We regressed individual’s lean muscle mass (LMM) onto their daily protein intake (DPI), average hours or gym per week, and the interaction between DPI and Gym hours. The results suggest that DPI was a statistically significant predictor and accounted for 18% of the variance in LMM, \(b=2.75, p<.001, sr^2=.18, 95\%CI[.06, .30]\). Gym hours was a statistically significant predictor of and accounted for an addition 53% of the variance in LMM, \(b=31.73, p<.001, sr^2=.53, 95\%CI[.33, .72]\). Finally, the interaction between DPI and Gym hours was statistically significant and accounted for an addition 3% of the variance in LMM, \(b=0.70, p=.01, sr^2=.03, 95\%CI[-.01, .08]\).
19.8 Simple Slopes
Simple slopes analysis tests whether the slope (coefficient) of one predictor (i.e., one IV) differs from 0 at given levels or values of the moderator (i.e., another IV). Although we can you any level of value on the moderator, the typically convention if to test at -1SD, 0, and +1SD on the moderator. Thus, if a variable has a mean of 20 and SD of 10, then our simple slopes analysis will test if the slope for the IV and DV is statistically significant for the values 10, 20, and 30 on the moderator.
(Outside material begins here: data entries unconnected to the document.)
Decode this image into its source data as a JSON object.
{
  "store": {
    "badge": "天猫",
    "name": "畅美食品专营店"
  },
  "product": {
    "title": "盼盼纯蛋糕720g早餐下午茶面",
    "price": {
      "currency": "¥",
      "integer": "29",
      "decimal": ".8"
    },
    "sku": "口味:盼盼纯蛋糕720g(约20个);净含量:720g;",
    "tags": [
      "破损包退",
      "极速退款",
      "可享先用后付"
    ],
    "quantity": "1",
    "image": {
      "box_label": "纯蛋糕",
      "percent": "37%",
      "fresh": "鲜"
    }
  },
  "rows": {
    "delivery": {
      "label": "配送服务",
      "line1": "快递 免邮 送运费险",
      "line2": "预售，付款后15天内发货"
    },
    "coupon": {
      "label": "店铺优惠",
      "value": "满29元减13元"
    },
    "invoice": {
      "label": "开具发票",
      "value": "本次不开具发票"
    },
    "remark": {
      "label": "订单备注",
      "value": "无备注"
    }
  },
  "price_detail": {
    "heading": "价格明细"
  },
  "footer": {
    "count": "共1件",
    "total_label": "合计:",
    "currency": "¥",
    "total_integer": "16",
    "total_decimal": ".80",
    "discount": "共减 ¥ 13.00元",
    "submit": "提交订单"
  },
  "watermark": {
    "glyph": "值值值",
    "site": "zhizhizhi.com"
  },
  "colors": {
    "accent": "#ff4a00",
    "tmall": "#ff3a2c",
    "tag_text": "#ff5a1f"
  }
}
These analyses can be used to provide additional information about a potential interaction. Let’s use the data from our last example and run a simple slopes analysis.
SIMPLE SLOPES ANALYSIS
Slope of DPI when Gym = 2.715778 (- 1 SD):
Est. S.E. t val. p
------ ------ -------- ------
1.39 0.59 2.36 0.02
Slope of DPI when Gym = 4.660000 (Mean):
Est. S.E. t val. p
------ ------ -------- ------
2.75 0.41 6.69 0.00
Slope of DPI when Gym = 6.604222 (+ 1 SD):
Est. S.E. t val. p
------ ------ -------- ------
4.11 0.65 6.31 0.00
As is seen from the output, we are given a separate analysis for each value of the simple slopes analysis. In this specific example, the relationship between DPI and LMM was statistically significant at all tested levels (-1SD, mean, and +1SD) of gym hours.